CRIME | Racist laws
On May 7, 1962, not far from Yellowknife airport in the Northwest Territories, the respondent was arrested by a constable of the Royal Canadian Mounted Police shortly after he had shot a female mallard duck. The respondent admitted shooting the duck but stated that he did not know that it was illegal to shoot ducks out of season.
‘The respondent is an Indian... On this day he was on his way out to the bush to see if he was able to do his customary work. He had taken his tent, gun and muskrat traps and was planning to trap muskrats. He expected to be away two or three weeks. He had taken no food, expecting to shoot game. He shot the duck for food.’ (Saskatchewan Law Review)
In this case the ‘respondent’ was duly convicted by the Supreme Court of Canada for contravening the Migratory Birds Convent Act A simple matter - the law is the law. But it is a law which clearly affects an Indian much more than it does a white Canadian.
To white Canadians, underdevelopment is a picture on a TV screen bounced via satellite from the other side of the world. Too often we fail to focus on that which is nearest. For the most part Canada’s own struggling Third World - the world of its indigenous peoples - goes unnoticed and unrecognized. Our institutions, including the criminal justice system, are founded in this state of blindness,
Canadian indigenous people live within the same conditions of economic and social dislocation as those who live in underdeveloped nations. They are the Indians, the Metis and the northern Inuit Together these groups of people form the poorest segment of Canadian society.
Although native people form only three and a half per cent of the national population, they represent nine per cent of the prison population. In the northern and prairie regions the figure is closer to 40 per cent. In Saskatchewan, a prairie province, indigenous peoples often exceed 50 per cent of those imprisoned or detained in institutions.
For indigenous women and youths - further marginalized within an unequal society - the statistics are even grimmer. At Saskatchewan’s Pine Grove correctional facility this year, 75 per cent of the inmates are indigenous women. And 87 per cent of these women are young, aged 16 to 35. At the Regina Correctional Centre, also in Saskatchewan, indigenous male youths form 90 per cent of the population.
The statistics are astounding, but not confounding. They are the natural result of a justice system which is blind to the needs - indeed the very existence - of nations within a nation. The separate and underdeveloped nature of indigenous economies creates much of the groundwork for imprisonment under Canadian law. A full two-thirds of indigenous offenders, for example, are in jail simply because they are unable to pay court fines.
The majority of offences leading to incarceration are not serious in nature. They are the type of offence - such as a first-time conviction for driving while intoxicated - which a middle-class Canadian can walk away from with the signing of a cheque and suspended driving privileges. Meanwhile, the indigenous offender, unable to pay, goes to jail.
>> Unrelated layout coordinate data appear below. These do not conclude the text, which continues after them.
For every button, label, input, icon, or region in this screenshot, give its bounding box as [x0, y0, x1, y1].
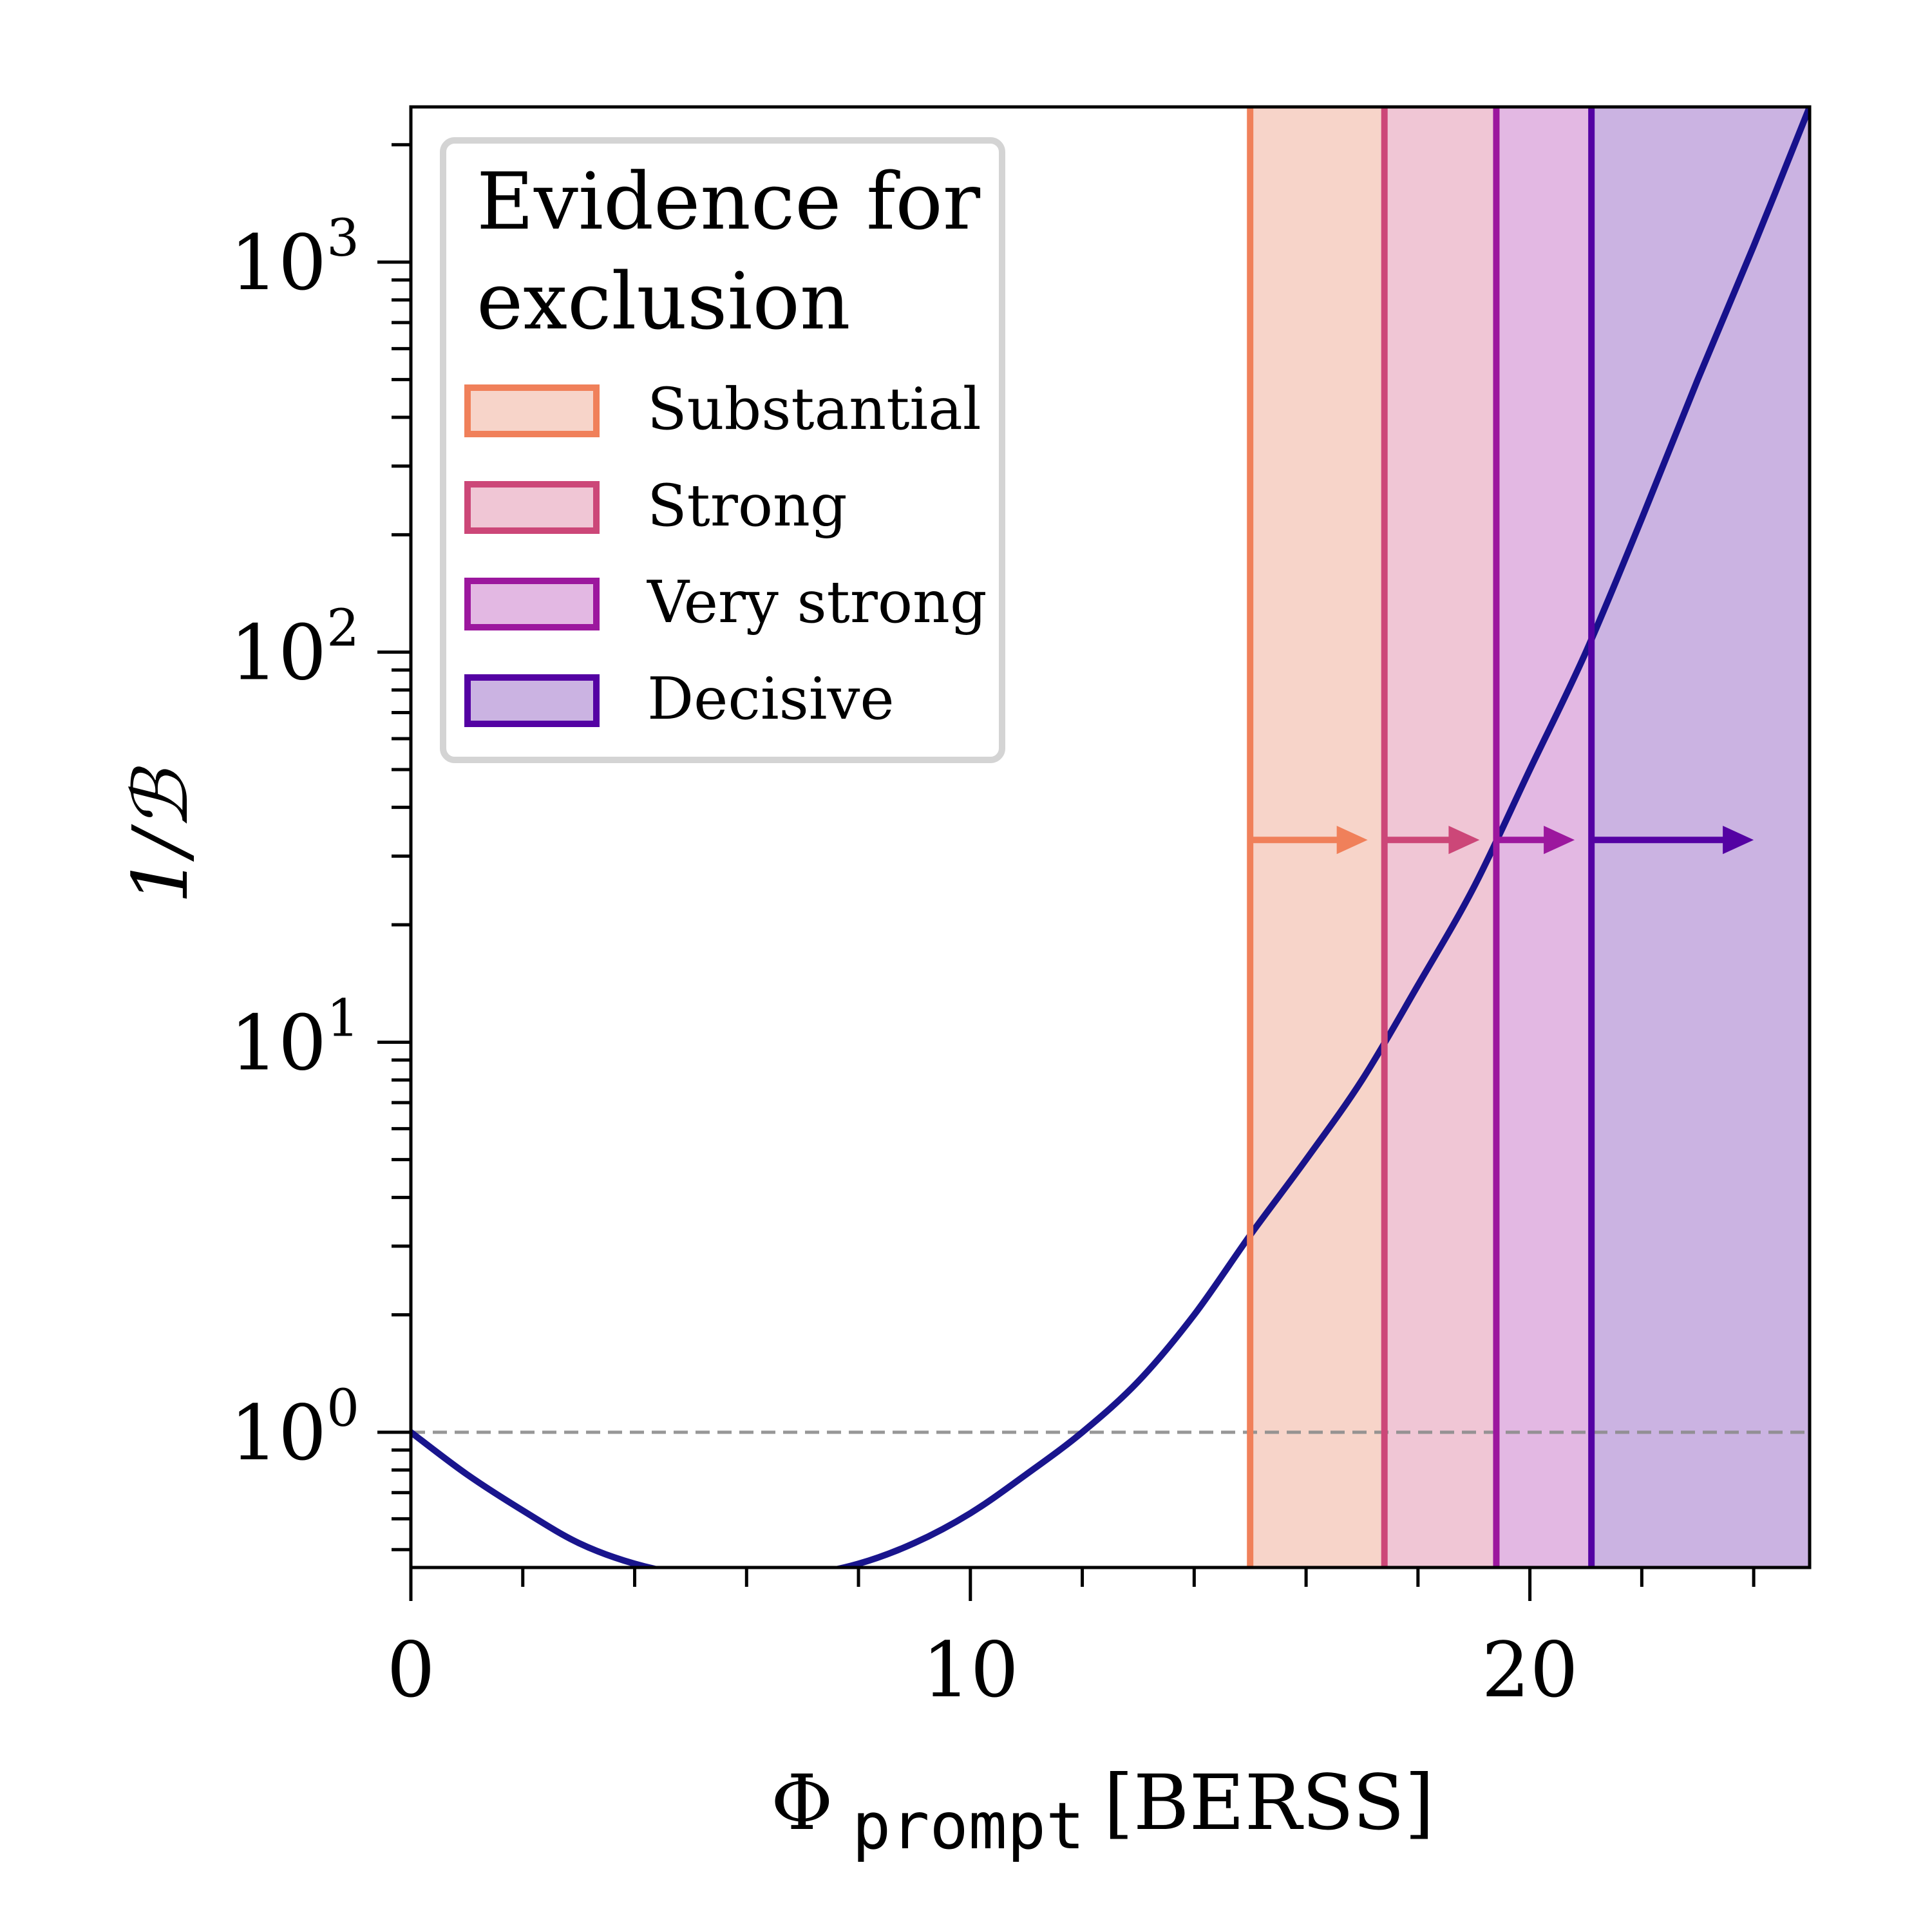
arrow-substantial — [1250, 826, 1368, 855]
arrow-head — [1723, 826, 1754, 855]
y-tick-base: 10 — [230, 998, 327, 1087]
arrow-head — [1544, 826, 1575, 855]
arrow-very-strong — [1496, 826, 1575, 855]
y-tick-exponent: 3 — [327, 208, 359, 268]
threshold-arrows — [1250, 826, 1754, 855]
x-axis-label-subscript: prompt — [852, 1788, 1084, 1864]
x-axis-ticks: 0 10 20 — [386, 1567, 1756, 1714]
y-tick-exponent: 1 — [327, 988, 359, 1048]
y-tick-exponent: 0 — [327, 1378, 359, 1438]
legend-swatch — [464, 674, 600, 727]
x-tick-label: 20 — [1482, 1625, 1578, 1714]
y-axis-label: 1/ℬ — [116, 766, 205, 904]
x-axis-label-unit: [BERSS] — [1104, 1758, 1434, 1847]
x-tick-label: 10 — [922, 1625, 1019, 1714]
legend-items: Substantial Strong Very strong Decisive — [464, 375, 987, 733]
x-axis-label: Φ prompt [BERSS] — [771, 1758, 1434, 1865]
y-tick-label: 102 — [230, 598, 359, 697]
arrow-head — [1448, 826, 1480, 855]
legend-label: Very strong — [647, 569, 987, 636]
legend-swatch — [464, 481, 600, 534]
legend-title-line1: Evidence for — [477, 156, 981, 247]
legend-label: Strong — [647, 472, 848, 540]
arrow-strong — [1384, 826, 1480, 855]
legend-title-line2: exclusion — [477, 256, 851, 347]
x-axis-label-symbol: Φ — [771, 1758, 833, 1847]
plot-frame — [409, 105, 1812, 1569]
legend-item-strong: Strong — [464, 472, 848, 540]
y-tick-base: 10 — [230, 218, 327, 307]
arrow-decisive — [1591, 826, 1754, 855]
y-tick-label: 103 — [230, 208, 359, 307]
y-tick-label: 100 — [230, 1378, 359, 1477]
series-line-0 — [411, 107, 1810, 1567]
y-tick-label: 101 — [230, 988, 359, 1087]
y-tick-base: 10 — [230, 609, 327, 697]
x-tick-label: 0 — [386, 1625, 435, 1714]
y-tick-base: 10 — [230, 1388, 327, 1477]
y-tick-exponent: 2 — [327, 598, 359, 658]
arrow-head — [1336, 826, 1368, 855]
curve-group — [411, 107, 1810, 1567]
legend-item-very-strong: Very strong — [464, 569, 987, 636]
legend-swatch — [464, 384, 600, 437]
legend-item-substantial: Substantial — [464, 375, 981, 443]
legend: Evidence for exclusion Substantial Strong… — [440, 137, 1005, 763]
legend-label: Decisive — [647, 665, 895, 733]
legend-swatch — [464, 578, 600, 630]
legend-item-decisive: Decisive — [464, 665, 895, 733]
legend-label: Substantial — [647, 375, 981, 443]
In the cities, a lack of adequate housing places many indigenous people in the streets. Here, the law changes. Acts which are acceptable in a private residence, such as intoxication, become a crime on the streets. As native people increasingly use alcohol as a method of dealing with grinding poverty, and as economic dislocation has forced more of them into the cities, it is the public intoxication laws which increasingly criminalize them.
Finally, modes of survival are often criminal acts in themselves. Prostitution is a prime example. For the Indian woman leaving oppressive conditions on the Reserve, prostitution is the only ‘allowable’ place given her in white urban society. The rate of indigenous prostitutes is high, and across Canada soliciting sex is illegal.
But it is not just that the laws passed affect native people differently - the courts themselves are steeped in the economics of under-development. Nationally, 46 per cent of young offenders are let off with a warning; for Indian adolescents, the rate is 15 per cent. One in three whites are released on parole; one in eight Indians are given the same treatment Likewise, probation is given less often to Indians and other indigenous people.
Up to now, attempts at redressing the situation have concentrated largely on the justice system itself. Several provinces have developed native courtworker projects to improve legal representation for offenders, and to demystify the language and processes of the courts. Governments also favour cross-cultural and legal education, combined with the affirmative action recruitment of indigenous police officers. There are as well a growing number of Fine Options programs which trade fine payments for community service. Yet none of these measures have reversed the mounting discrimination faced by native peoples within Canadian law.
Why? Before the courts, the individual is automatically wedded to a colonial society - a society offering few of its resources to the indigenous offender. Generally, indigenous people must have the support of the white social welfare system to be considered eligible for release, and that support is usually lacking. Prisoners are usually evaluated for release by focussing on income, employment and education - the parole board ignores support networks within indigenous families and communities - ensuring that the results are unfair.
Recently, research for the Ontario Native Council on Justice concluded, ‘There will be a change in the ratio of natives to non-natives inside the prison when there is a fundamental change in their relationship outside.’ And, as yet, very little is being done to change that relationship.
Trish Elliott is a freelance writer based in Saskatchewan. She gratefully acknowledges Law and Order for Canada’s Indigenous People as the source of many of the statistics and concepts presented in this article.